Security researcher Chaotic Eclipse (aka Nightmare-Eclipse) has released a new Windows BitLocker bypass exploit dubbed GreatXML, just one day after publishing a similar tool targeting Microsoft Defender. The researcher described the discovery as accidental, stating it took approximately four hours to find the vulnerability.

The exploit targets the Windows recovery partition, manipulating XML files that the system parses during boot. By injecting malicious XML content into this partition, the attacker can circumvent BitLocker's full-disk encryption and gain unauthorized access to data.

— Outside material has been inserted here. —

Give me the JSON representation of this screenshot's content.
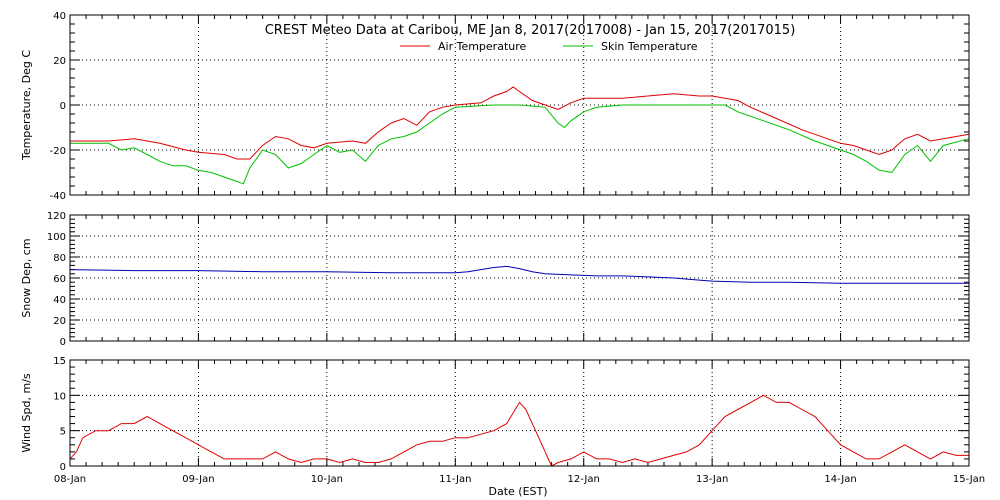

No CVE identifier has been assigned yet, and the exploit code has been shared on a public blog.

Chaotic Eclipse noted the vulnerability is tied to how Windows handles XML files during the recovery process, specifically when the system attempts to use the Windows Defender Offline Scan utility. The attack vector requires physical access to the target machine, suggesting a local or forensic threat profile rather than remote exploitation.

Microsoft has not issued a statement or patch addressing GreatXML as of this writing. The researcher's claims have not been independently verified by security firms. Users concerned about physical attacks should consider using TPM-based protections, strong BIOS passwords, and disabling USB booting as interim mitigations.

Counter_argument: Some security analysts caution that the exploit requires physical access and boot-level manipulation, which limits its real-world applicability. Microsoft may treat this as a design limitation rather than a security vulnerability, potentially leaving it unpatched.